By far Bioy Casares’ most famous story, “The Invention of Morel” is still fairly obscure, despite being plugged (and strongly influenced) by his friend Borges, and supposedly being the basis for Last Year at Marienbad. I don’t know that it is the perfect work of genius that Borges claimed it is, but it’s certainly ahead of its time for 1940, and the ideas that fuel it are a grade above what Bioy Casares typically used in his work. Bioy Casares lacked Borges’ intensity and his sheer inventiveness, but in “The Invention of Morel,” he used what he had well.
The nameless narrator is a fugitive who has escaped to a remote, abadoned island that has the stigma of disease over it. He sees himself as an outcast, and the story begins to play out a ultra-Robinson Crusoe scenario, as the narrator’s links to reality appear to be severed in Wittgensteinian fashion. Will he lose his capacity for language? Will he lose his humanity? Yes, but this process is interrupted, then furthered by the sudden appearance on the island of a number of refined sophisticates, including the beautiful Faustina, whom he falls in love with. This despite the fact that none of them will acknowledge his presence. Other strangeness occurs, notably the presence of two moons and two suns in the sky.
It’s impossible to go further without revealing the main conceit, which is held back for over half the story, but there’s a pleasure to be had to it being revealed over the course of the story, so please imagine a tacky little spoiler warning here.
The narrator’s inability to relate to the others seems to be symbolic. He could be dead and existing as a ghost similar to the narrator of Nabokov’s The Eye (my favorite of his works, incidentally). His unspecified crime could have cast him out from the fabric of humanity and left him socially invisible. He could be imagining or recreating life on the island when he is in fact alone. But these are all wrong; the hints of anomie are, ultimately, a blind. The explanation is that he is not seeing people, not quite; what he is seeing is a projection of a recording made of past events, but a projection that has its own reality and is being superimposed on the island (hence the two sun and two moons). The leader of the group, Morel, concocted the invention, which will endlessly replay the week they spent on the island years ago. The downside is that at the time of projection, the force of the superimposed reality is so strong as to draw the life from those recorded and place it in the projected copies. Morel says, “When all the senses are synchronized, the soul emerges,” and he means it literally: the recreation in reality of the past events supplants the current reality of their participants.

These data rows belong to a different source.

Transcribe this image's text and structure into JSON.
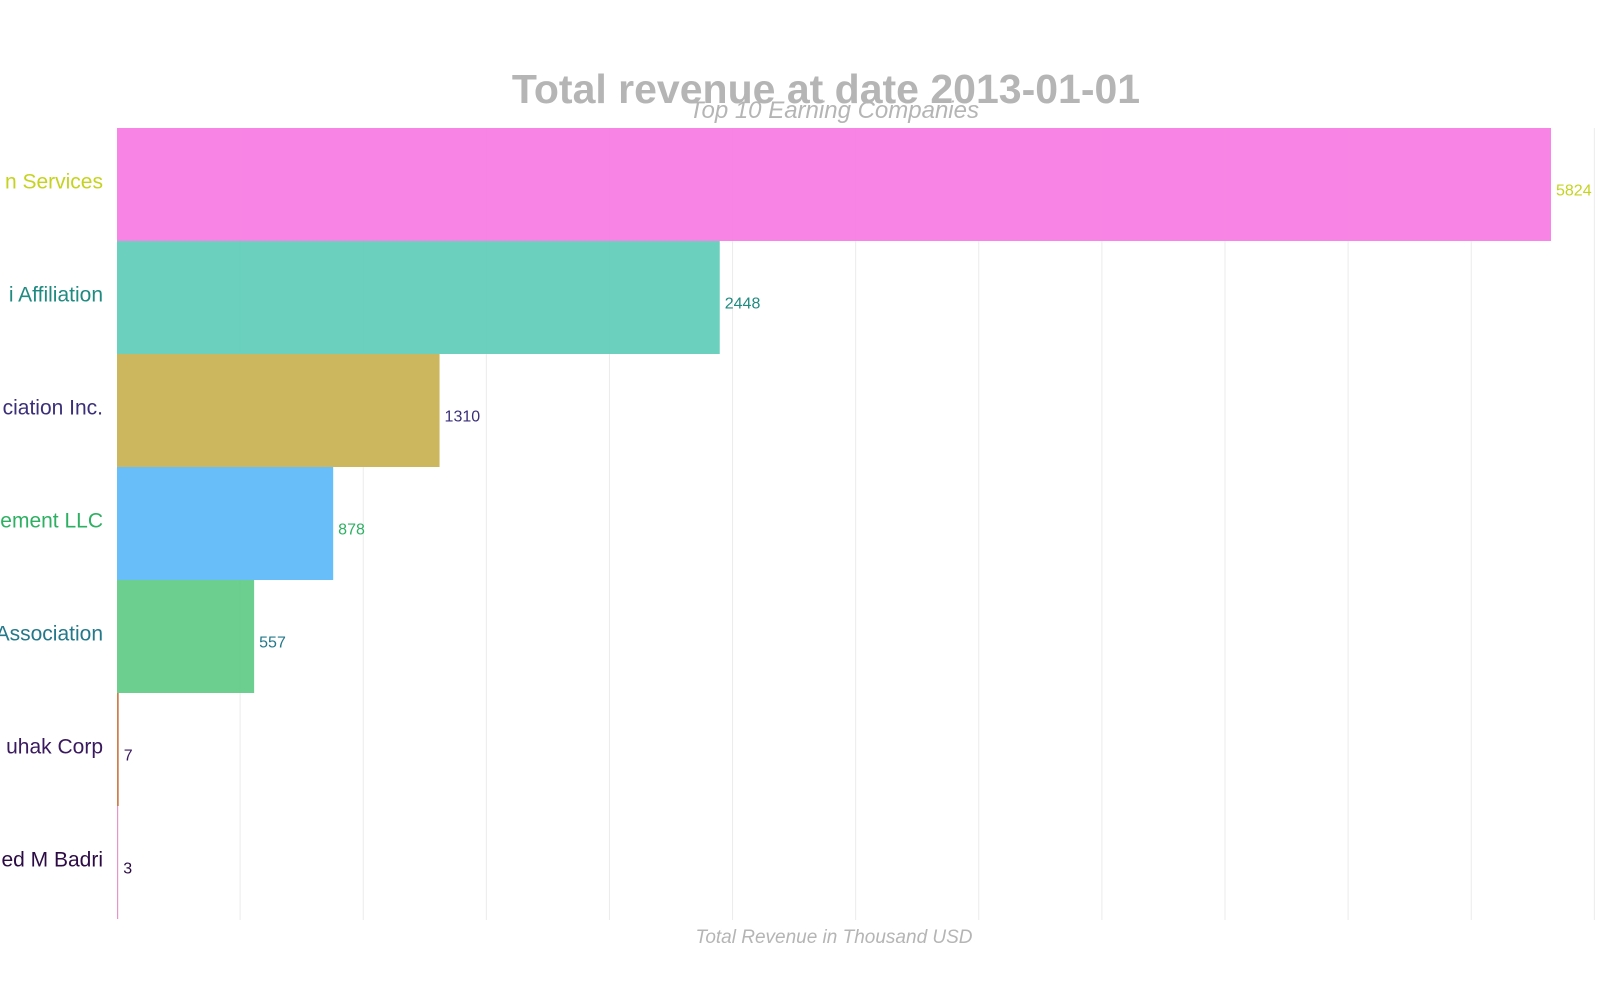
{
  "chart_data": {
    "type": "bar",
    "orientation": "horizontal",
    "title": "Total revenue at date 2013-01-01",
    "subtitle": "Top 10 Earning Companies",
    "xlabel": "Total Revenue in Thousand USD",
    "ylabel": "",
    "xlim": [
      0,
      6000
    ],
    "grid": true,
    "categories": [
      "n Services",
      "i Affiliation",
      "ciation Inc.",
      "ement LLC",
      "Association",
      "uhak Corp",
      "ed M Badri"
    ],
    "values": [
      5824,
      2448,
      1310,
      878,
      557,
      7,
      3
    ],
    "value_labels": [
      "5824",
      "2448",
      "1310",
      "878",
      "557",
      "7",
      "3"
    ],
    "bar_colors": [
      "#f77be3",
      "#5ecdb8",
      "#c8b050",
      "#5bb8f9",
      "#5fcb86",
      "#c9733a",
      "#e78ac3"
    ],
    "label_colors": [
      "#c5d320",
      "#1f8a80",
      "#3b2f7a",
      "#2eb063",
      "#24788a",
      "#3a1a5e",
      "#2c0b45"
    ]
  }
}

Bioy Casares combines two themes in unorthodox fashion. There is the circular time/eternal recurrence theme that so fascinated Borges. In 1941 he wrote:
In times of ascendancy, the conjecture that man’s existence is a constant, unvarying quantity can sadden or irritate us; in times of decline (such as at the present), it holds out the assurance that no ignominy, no calamity, no dictator, can impoverish us.

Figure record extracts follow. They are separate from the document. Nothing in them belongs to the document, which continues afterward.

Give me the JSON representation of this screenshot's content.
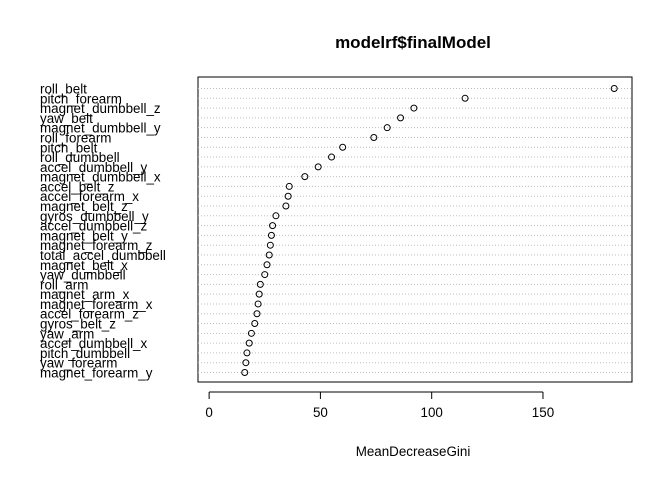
{
  "chart_data": {
    "type": "scatter",
    "subtype": "dotchart",
    "title": "modelrf$finalModel",
    "xlabel": "MeanDecreaseGini",
    "ylabel": "",
    "xlim": [
      -5,
      190
    ],
    "xticks": [
      0,
      50,
      100,
      150
    ],
    "grid": "horizontal dotted",
    "legend": "none",
    "categories": [
      "roll_belt",
      "pitch_forearm",
      "magnet_dumbbell_z",
      "yaw_belt",
      "magnet_dumbbell_y",
      "roll_forearm",
      "pitch_belt",
      "roll_dumbbell",
      "accel_dumbbell_y",
      "magnet_dumbbell_x",
      "accel_belt_z",
      "accel_forearm_x",
      "magnet_belt_z",
      "gyros_dumbbell_y",
      "accel_dumbbell_z",
      "magnet_belt_y",
      "magnet_forearm_z",
      "total_accel_dumbbell",
      "magnet_belt_x",
      "yaw_dumbbell",
      "roll_arm",
      "magnet_arm_x",
      "magnet_forearm_x",
      "accel_forearm_z",
      "gyros_belt_z",
      "yaw_arm",
      "accel_dumbbell_x",
      "pitch_dumbbell",
      "yaw_forearm",
      "magnet_forearm_y"
    ],
    "values": [
      182.0,
      115.0,
      92.0,
      86.0,
      80.0,
      74.0,
      60.0,
      55.0,
      49.0,
      43.0,
      36.0,
      35.5,
      34.5,
      30.0,
      28.5,
      28.0,
      27.5,
      27.0,
      26.0,
      25.0,
      23.0,
      22.5,
      22.0,
      21.5,
      20.5,
      19.0,
      18.0,
      17.0,
      16.5,
      16.0
    ]
  }
}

And Bioy Casares evokes both the horror and the wonder that a week of reasonable existence with only minor troubles should become an eternal prison for its unknowing participants. The second theme is the transmigration of consciousness from the original person to the replica, which then plays out its part endlessly, never knowing that it has done it countless times before, nor that is not the original person–partly because it is. Bioy Casares uses a consciousness thought experiment decades before they came into vogue: if you were to create a copy of a person in an identical context, what would there be to differentiate the copy’s consciousness from the original’s? Since Bioy Casares adopts an emergent view of consciousness in the story (see Morel’s quote above), the answer is that they cannot coexist. It takes the inversion of “The Picture of Dorian Gray,” where the picture and not the man is subject to time, and inverts it again, so that the playback of a recording of events takes on greater reality than the continued existence of the subjects.

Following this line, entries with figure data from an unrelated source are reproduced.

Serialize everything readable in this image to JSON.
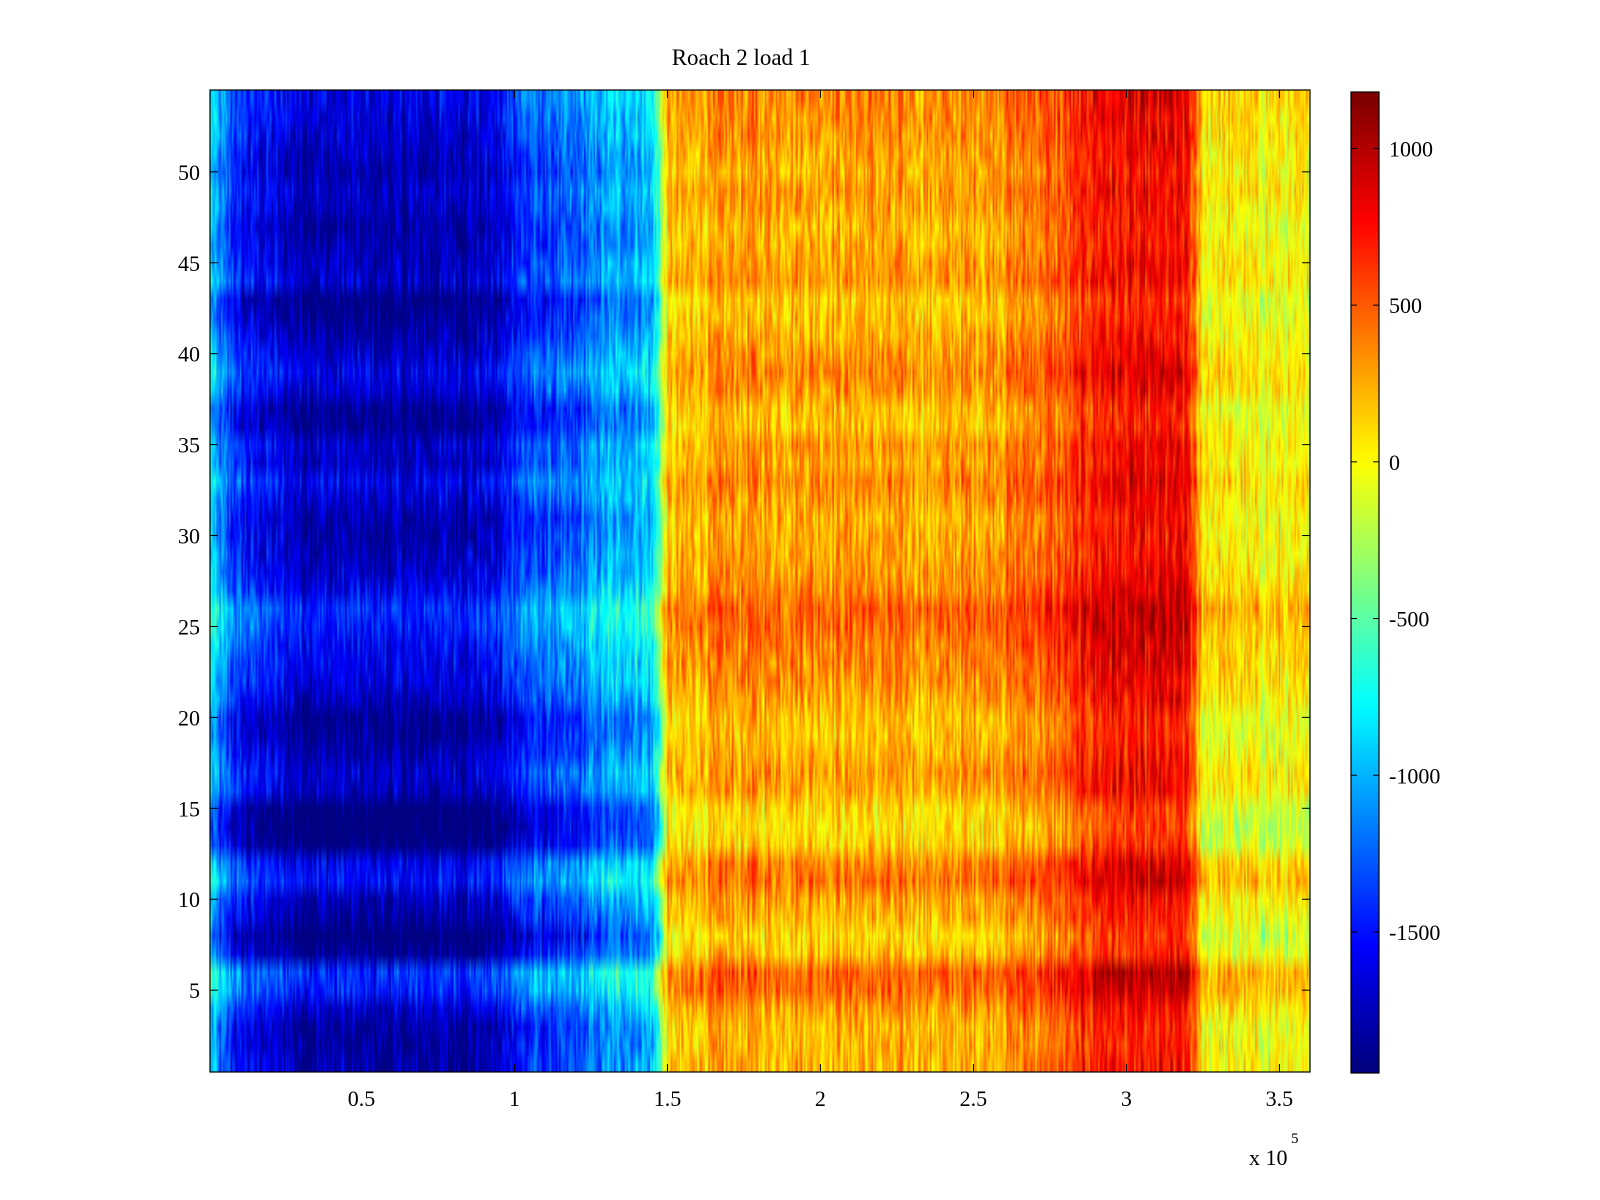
{
  "chart_data": {
    "type": "heatmap",
    "title": "Roach 2 load 1",
    "xlabel": "",
    "ylabel": "",
    "x_multiplier_label": "x 10",
    "x_multiplier_exponent": "5",
    "x_multiplier_value": 100000,
    "xlim": [
      0.005,
      3.6
    ],
    "ylim": [
      0.5,
      54.5
    ],
    "x_ticks": [
      0.5,
      1,
      1.5,
      2,
      2.5,
      3,
      3.5
    ],
    "x_tick_labels": [
      "0.5",
      "1",
      "1.5",
      "2",
      "2.5",
      "3",
      "3.5"
    ],
    "y_ticks": [
      5,
      10,
      15,
      20,
      25,
      30,
      35,
      40,
      45,
      50
    ],
    "y_tick_labels": [
      "5",
      "10",
      "15",
      "20",
      "25",
      "30",
      "35",
      "40",
      "45",
      "50"
    ],
    "rows": 54,
    "colormap": "jet",
    "clim": [
      -1950,
      1180
    ],
    "colorbar": {
      "position": "right",
      "ticks": [
        1000,
        500,
        0,
        -500,
        -1000,
        -1500
      ],
      "tick_labels": [
        "1000",
        "500",
        "0",
        "-500",
        "-1000",
        "-1500"
      ]
    },
    "profile_description_units": "x in data units (x10^5), value in colorbar units",
    "column_profile": [
      {
        "x": 0.005,
        "value": -700
      },
      {
        "x": 0.03,
        "value": -1000
      },
      {
        "x": 0.1,
        "value": -1350
      },
      {
        "x": 0.3,
        "value": -1600
      },
      {
        "x": 0.6,
        "value": -1650
      },
      {
        "x": 0.95,
        "value": -1550
      },
      {
        "x": 1.0,
        "value": -1250
      },
      {
        "x": 1.2,
        "value": -1150
      },
      {
        "x": 1.3,
        "value": -900
      },
      {
        "x": 1.45,
        "value": -800
      },
      {
        "x": 1.5,
        "value": 250
      },
      {
        "x": 1.7,
        "value": 400
      },
      {
        "x": 2.0,
        "value": 400
      },
      {
        "x": 2.4,
        "value": 350
      },
      {
        "x": 2.6,
        "value": 450
      },
      {
        "x": 2.8,
        "value": 600
      },
      {
        "x": 2.9,
        "value": 850
      },
      {
        "x": 3.05,
        "value": 850
      },
      {
        "x": 3.2,
        "value": 850
      },
      {
        "x": 3.25,
        "value": 150
      },
      {
        "x": 3.6,
        "value": 50
      }
    ],
    "row_offsets": [
      -200,
      -250,
      -250,
      -100,
      150,
      200,
      -300,
      -450,
      -250,
      -150,
      100,
      0,
      -400,
      -500,
      -450,
      -150,
      -100,
      -200,
      -300,
      -300,
      -150,
      -50,
      0,
      50,
      150,
      200,
      0,
      -100,
      -150,
      -200,
      -200,
      -100,
      0,
      -150,
      -100,
      -300,
      -300,
      -100,
      0,
      -100,
      -200,
      -300,
      -350,
      -100,
      -150,
      -200,
      -250,
      -150,
      -100,
      -200,
      -150,
      -100,
      -50,
      0
    ]
  }
}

The injection of ideas on consciousness is brief but it elevates the story from pure fantasy to the level of, say, Borges “Funes the Memorious.” There, a man remembered everything and was crippled by it; here, people have the identical set of empirical situations played out for them, with no additional memory of it, while the metaphysical conditions change totally. Morel claims his machine creates nothing, only replicates what exists, but Bioy Casares makes it clear that the machine restructures reality. Bioy Casares also implies epiphenomenalism–the idea that internal experience supervenes on material reality without being able to affect it–since under the new conditions of Morel’s machine, the participants are absolutely unable to acknowledge that anything has changed.
The basic concepts here were used in many, many science-fiction novels later on (though not so many beforehand, as far as I know); the story is unique for its alienation from the consciousness that persists on in the projections. In nearly all other stories of shifting metaphysics, the characters still obtain a working knowledge of the problem at hand, which ultimately provides their only satisfaction; here, Bioy Casares sets up a situation in which they cannot. Christopher Priest’s The Affirmation provides the closest echo I can think of, and it too gets around the self-knowledge issue by giving the reader more information than any character has. “The Invention of Morel” plays utterly fair and is more successful in contradicting any conception of what the “consciousness” of its characters could be.